Raising The Gas Tax: Auto Execs Push An Unpopular Solution

November 4, 2009

We’ve been here before. The government mandates more fuel-efficient vehicles across the board, yet the American public continues to gravitate toward what’s big and powerful.

Barring this era of greater responsibility and restraint, which might pass like a fleeting fancy with the recession, why not pick the bigger or more powerful car, we say?

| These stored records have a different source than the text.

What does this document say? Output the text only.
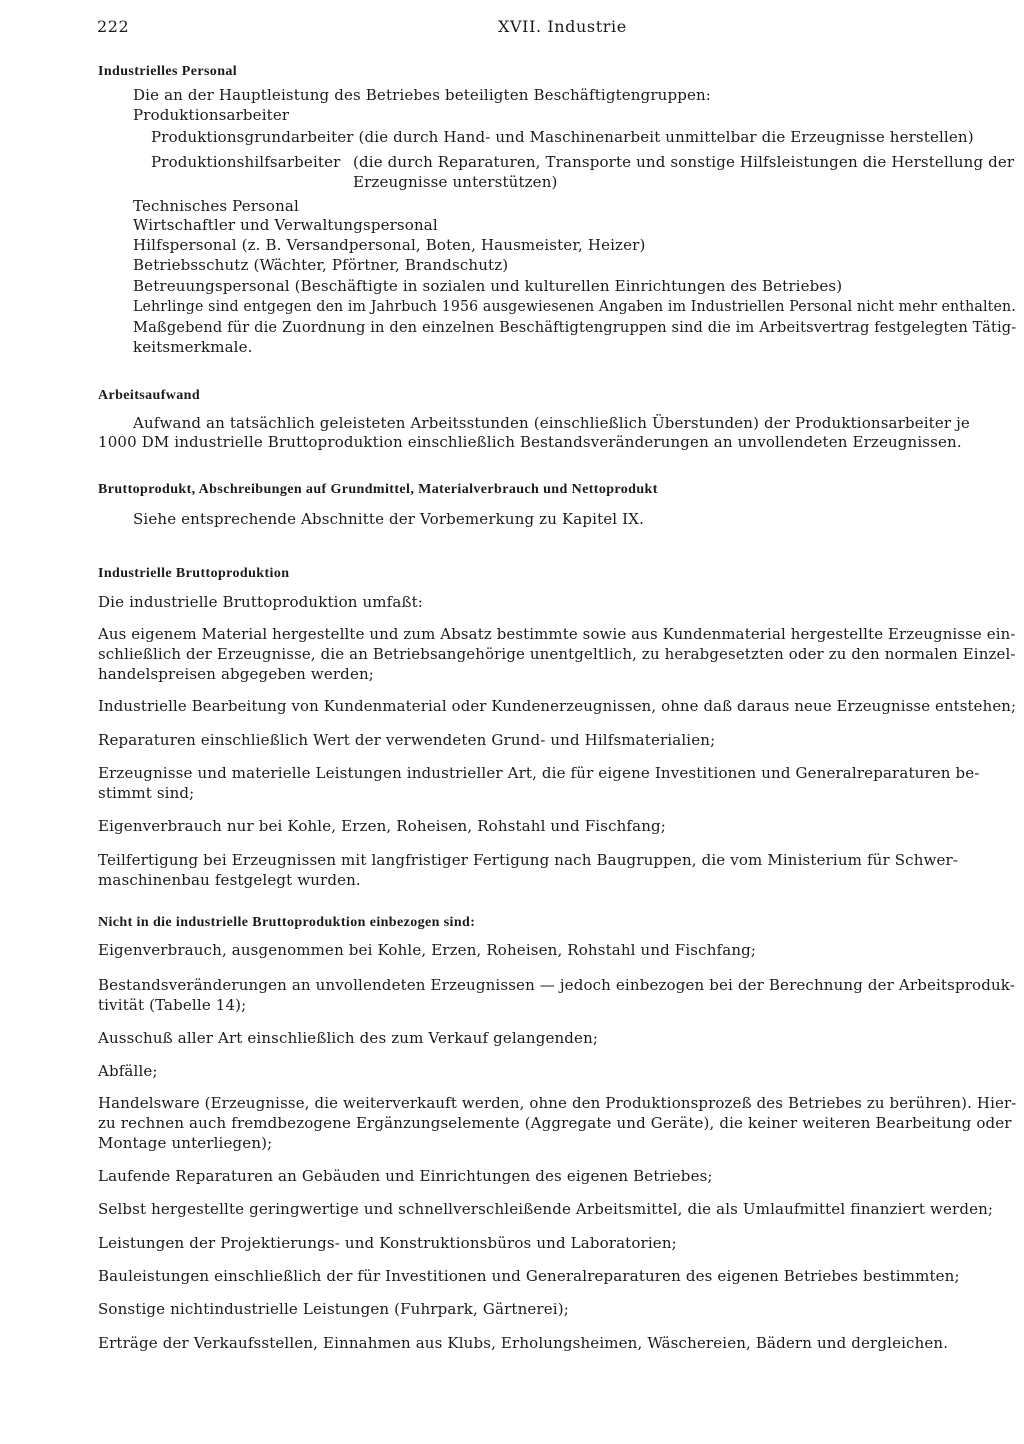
222	XVII. Industrie
Industrielles Personal
Die an der Hauptleistung des Betriebes beteiligten Beschäftigtengruppen:
Produktionsarbeiter
Produktionsgrundarbeiter (die durch Hand- und Maschinenarbeit unmittelbar die Erzeugnisse herstellen)
Produktionshilfsarbeiter (die durch Reparaturen, Transporte und sonstige Hilfsleistungen die Herstellung der
Erzeugnisse unterstützen)
Technisches Personal
Wirtschaftler und Verwaltungspersonal
Hilfspersonal (z. B. Versandpersonal, Boten, Hausmeister, Heizer)
Betriebsschutz (Wächter, Pförtner, Brandschutz)
Betreuungspersonal (Beschäftigte in sozialen und kulturellen Einrichtungen des Betriebes)
Lehrlinge sind entgegen den im Jahrbuch 1956 ausgewiesenen Angaben im Industriellen Personal nicht mehr enthalten.
Maßgebend für die Zuordnung in den einzelnen Beschäftigtengruppen sind die im Arbeitsvertrag festgelegten Tätig-
keitsmerkmale.
Arbeitsaufwand
Aufwand an tatsächlich geleisteten Arbeitsstunden (einschließlich Überstunden) der Produktionsarbeiter je
1000 DM industrielle Bruttoproduktion einschließlich Bestandsveränderungen an unvollendeten Erzeugnissen.
Bruttoprodukt, Abschreibungen auf Grundmittel, Materialverbrauch und Nettoprodukt
Siehe entsprechende Abschnitte der Vorbemerkung zu Kapitel IX.
Industrielle Bruttoproduktion
Die industrielle Bruttoproduktion umfaßt:
Aus eigenem Material hergestellte und zum Absatz bestimmte sowie aus Kundenmaterial hergestellte Erzeugnisse ein-
schließlich der Erzeugnisse, die an Betriebsangehörige unentgeltlich, zu herabgesetzten oder zu den normalen Einzel-
handelspreisen abgegeben werden;
Industrielle Bearbeitung von Kundenmaterial oder Kundenerzeugnissen, ohne daß daraus neue Erzeugnisse entstehen;
Reparaturen einschließlich Wert der verwendeten Grund- und Hilfsmaterialien;
Erzeugnisse und materielle Leistungen industrieller Art, die für eigene Investitionen und Generalreparaturen be-
stimmt sind;
Eigenverbrauch nur bei Kohle, Erzen, Roheisen, Rohstahl und Fischfang;
Teilfertigung bei Erzeugnissen mit langfristiger Fertigung nach Baugruppen, die vom Ministerium für Schwer-
maschinenbau festgelegt wurden.
Nicht in die industrielle Bruttoproduktion einbezogen sind:
Eigenverbrauch, ausgenommen bei Kohle, Erzen, Roheisen, Rohstahl und Fischfang;
Bestandsveränderungen an unvollendeten Erzeugnissen — jedoch einbezogen bei der Berechnung der Arbeitsproduk-
tivität (Tabelle 14);
Ausschuß aller Art einschließlich des zum Verkauf gelangenden;
Abfälle;
Handelsware (Erzeugnisse, die weiterverkauft werden, ohne den Produktionsprozeß des Betriebes zu berühren). Hier-
zu rechnen auch fremdbezogene Ergänzungselemente (Aggregate und Geräte), die keiner weiteren Bearbeitung oder
Montage unterliegen);
Laufende Reparaturen an Gebäuden und Einrichtungen des eigenen Betriebes;
Selbst hergestellte geringwertige und schnellverschleißende Arbeitsmittel, die als Umlaufmittel finanziert werden;
Leistungen der Projektierungs- und Konstruktionsbüros und Laboratorien;
Bauleistungen einschließlich der für Investitionen und Generalreparaturen des eigenen Betriebes bestimmten;
Sonstige nichtindustrielle Leistungen (Fuhrpark, Gärtnerei);
Erträge der Verkaufsstellen, Einnahmen aus Klubs, Erholungsheimen, Wäschereien, Bädern und dergleichen.
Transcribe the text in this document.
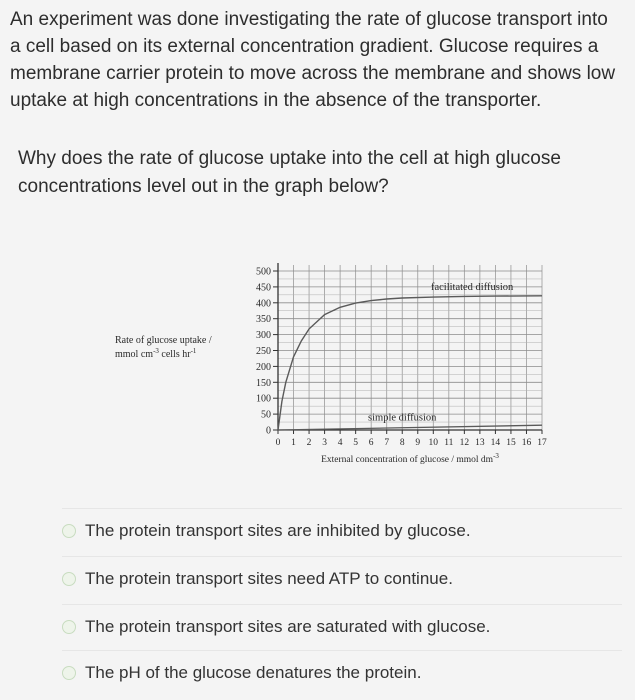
An experiment was done investigating the rate of glucose transport into
a cell based on its external concentration gradient. Glucose requires a
membrane carrier protein to move across the membrane and shows low
uptake at high concentrations in the absence of the transporter.
Why does the rate of glucose uptake into the cell at high glucose
concentrations level out in the graph below?
0
50
100
150
200
250
300
350
400
450
500
0 1 2 3 4 5 6 7 8 9 10 11 12 13 14 15 16 17
facilitated diffusion
simple diffusion
External concentration of glucose / mmol $dm^{-3}$
Rate of glucose uptake /
mmol $cm^{-3}$ cells $hr^{-1}$
The protein transport sites are inhibited by glucose.
The protein transport sites need ATP to continue.
The protein transport sites are saturated with glucose.
The pH of the glucose denatures the protein.
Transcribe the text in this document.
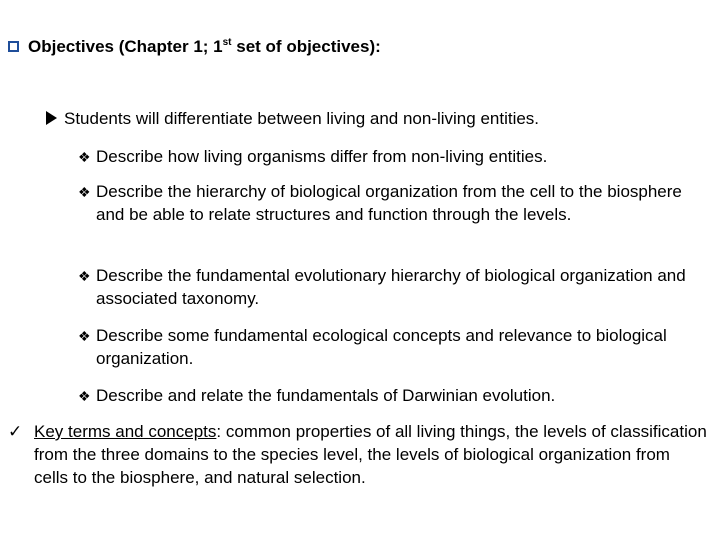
Objectives (Chapter 1; 1st set of objectives):
Students will differentiate between living and non-living entities.
❖ Describe how living organisms differ from non-living entities.
❖ Describe the hierarchy of biological organization from the cell to the biosphere and be able to relate structures and function through the levels.
❖ Describe the fundamental evolutionary hierarchy of biological organization and associated taxonomy.
❖ Describe some fundamental ecological concepts and relevance to biological organization.
❖ Describe and relate the fundamentals of Darwinian evolution.
✓ Key terms and concepts: common properties of all living things, the levels of classification from the three domains to the species level, the levels of biological organization from cells to the biosphere, and natural selection.
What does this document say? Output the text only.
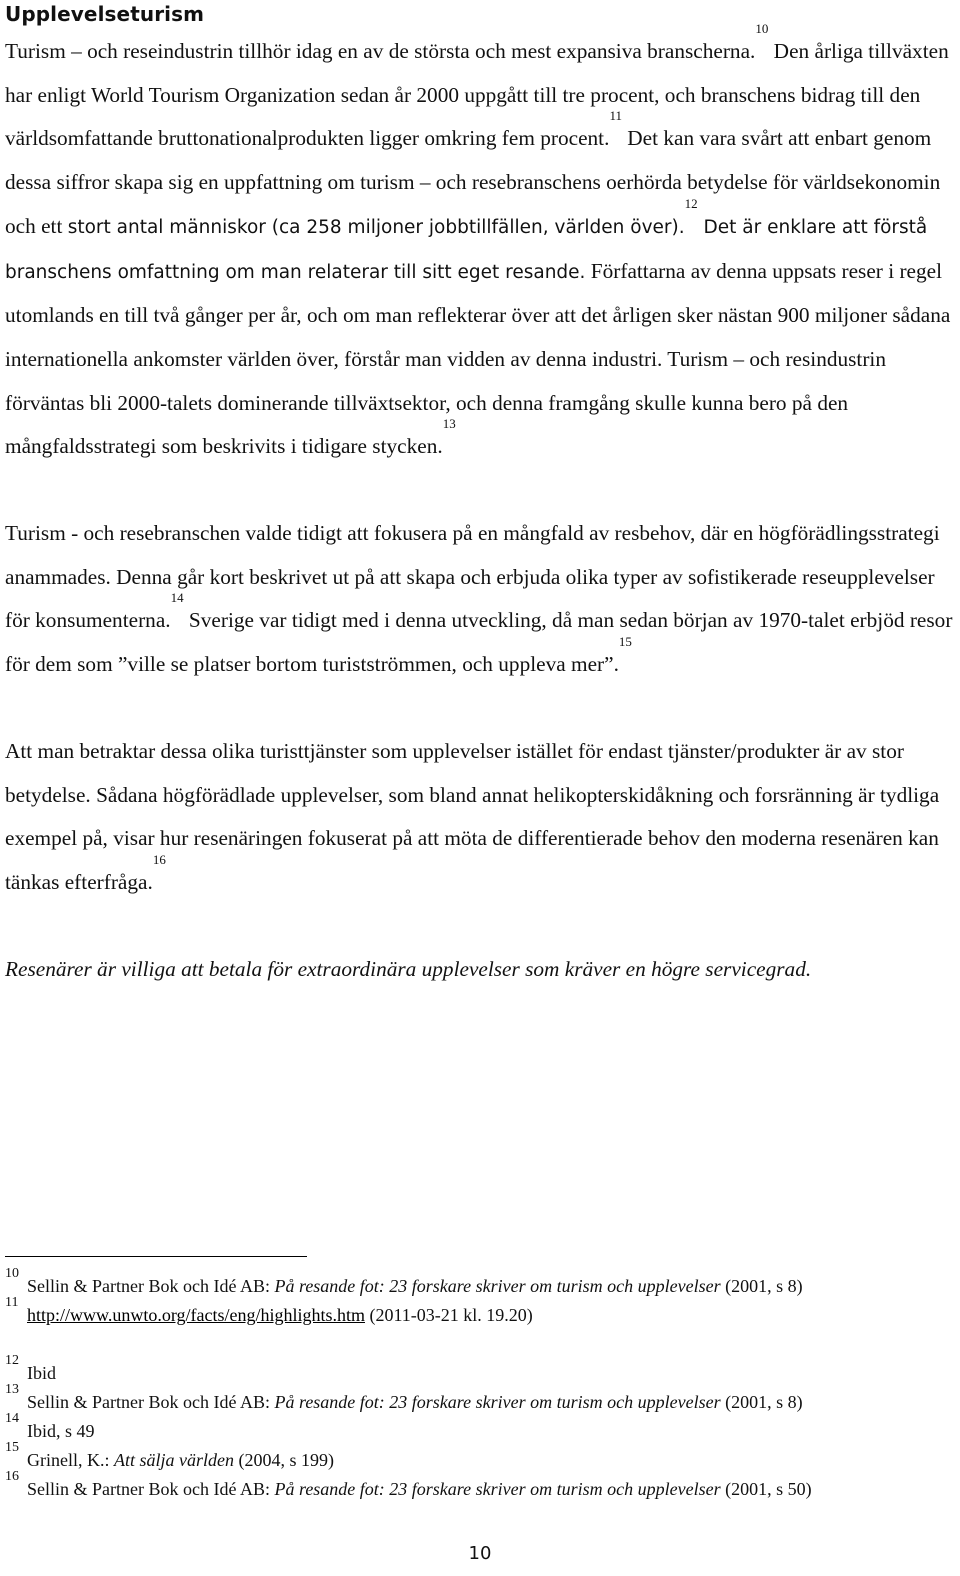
Upplevelseturism

Turism – och reseindustrin tillhör idag en av de största och mest expansiva branscherna.$^{10}$ Den årliga tillväxten har enligt World Tourism Organization sedan år 2000 uppgått till tre procent, och branschens bidrag till den världsomfattande bruttonationalprodukten ligger omkring fem procent.$^{11}$ Det kan vara svårt att enbart genom dessa siffror skapa sig en uppfattning om turism – och resebranschens oerhörda betydelse för världsekonomin och ett stort antal människor (ca 258 miljoner jobbtillfällen, världen över).$^{12}$ Det är enklare att förstå branschens omfattning om man relaterar till sitt eget resande. Författarna av denna uppsats reser i regel utomlands en till två gånger per år, och om man reflekterar över att det årligen sker nästan 900 miljoner sådana internationella ankomster världen över, förstår man vidden av denna industri. Turism – och resindustrin förväntas bli 2000-talets dominerande tillväxtsektor, och denna framgång skulle kunna bero på den mångfaldsstrategi som beskrivits i tidigare stycken.$^{13}$

Turism - och resebranschen valde tidigt att fokusera på en mångfald av resbehov, där en högförädlingsstrategi anammades. Denna går kort beskrivet ut på att skapa och erbjuda olika typer av sofistikerade reseupplevelser för konsumenterna.$^{14}$ Sverige var tidigt med i denna utveckling, då man sedan början av 1970-talet erbjöd resor för dem som ”ville se platser bortom turistströmmen, och uppleva mer”.$^{15}$

Att man betraktar dessa olika turisttjänster som upplevelser istället för endast tjänster/produkter är av stor betydelse. Sådana högförädlade upplevelser, som bland annat helikopterskidåkning och forsränning är tydliga exempel på, visar hur resenäringen fokuserat på att möta de differentierade behov den moderna resenären kan tänkas efterfråga.$^{16}$

Resenärer är villiga att betala för extraordinära upplevelser som kräver en högre servicegrad.

10
Sellin & Partner Bok och Idé AB: På resande fot: 23 forskare skriver om turism och upplevelser (2001, s 8)
11
http://www.unwto.org/facts/eng/highlights.htm (2011-03-21 kl. 19.20)
12
Ibid
13
Sellin & Partner Bok och Idé AB: På resande fot: 23 forskare skriver om turism och upplevelser (2001, s 8)
14
Ibid, s 49
15
Grinell, K.: Att sälja världen (2004, s 199)
16
Sellin & Partner Bok och Idé AB: På resande fot: 23 forskare skriver om turism och upplevelser (2001, s 50)
10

A lot of things are different this time around, though. Perhaps most remarkably, quite a few executives of automakers and major auto-supplier companies are voicing out in favor of higher fuel taxes—of more rigorous regulation of what types of vehicles can be built and sold—as a way of reducing our consumption.

Gas At $4.89

Gas At $4.89

At the Reuters Auto Summit in Detroit, executives said that $4-a-gallon gas would have more of an affect on national fuel usage than the $25 billion Energy Department loan program approved by Congress earlier this year.

"We've got to continue to raise taxes in the United States so that, by the end of the next decade, gas is about $8 a gallon in today's terms," said Dura Automotive CEO Tim Leuliette, according to Reuters. Leuliette called the U.S. auto market “an artificial environment.”

Executives are suggesting a gradually rising fuel tax—more specifically, one that’s ‘floating,’ meaning that it would help moderate sharp price swings brought about by refinery issues, or politics.

Naysayers will likely insist that this will destroy the American lifestyle, but at the same time the American lifestyle often involves ridiculously long, time-consuming commutes that might be financially impractical nearly anywhere else in the world.

Clearly in brainstorm mode, the execs included some ideas clearly not quite ready for public consumption. Jerry York, the longtime advisor to billionaire auto-industry investor Kirk Kerkorian (and former GM board member), advocated some sort of subsidy system, like food stamps, to help low-income Americans get past the blow of the higher taxes.

Without it, the tougher fuel economy regulations—ramping up to a federally mandated 35.5-mpg fleet average by 2016—are going to be a bitter pill to swallow. Among the most fuel-efficient models for 2010, the Toyota Prius still reigns king, at 50 mpg (51/48 mpg city/highway); only the 2010 Honda Insight and Civic Hybrid manage to pass 40 mpg with their EPA Combined numbers. And that's hardly enough to displace the hundreds of thousands, if not millions, of much lower-mileage trucks and performance vehicles that the public will still crave.

The final figure comes after a $7,500 federal rebate

The final figure comes after a $7,500 federal rebate

There’s already evidence that the restraint is fleeting, with more shoppers looking back longingly to larger and less-efficient vehicles. Will shoppers want to buy more fuel-efficient vehicles—like GM’s upcoming Chevy Volt—in large enough numbers to make a difference and offset the continued production of large trucks? Perhaps only if gas prices are higher.

Of course, the executives and investors are looking for profitability, not popularity, and a way to limit future regulation on products. And there is one little obstacle: getting the American public to think that this is a good idea. Until then, it’s political suicide.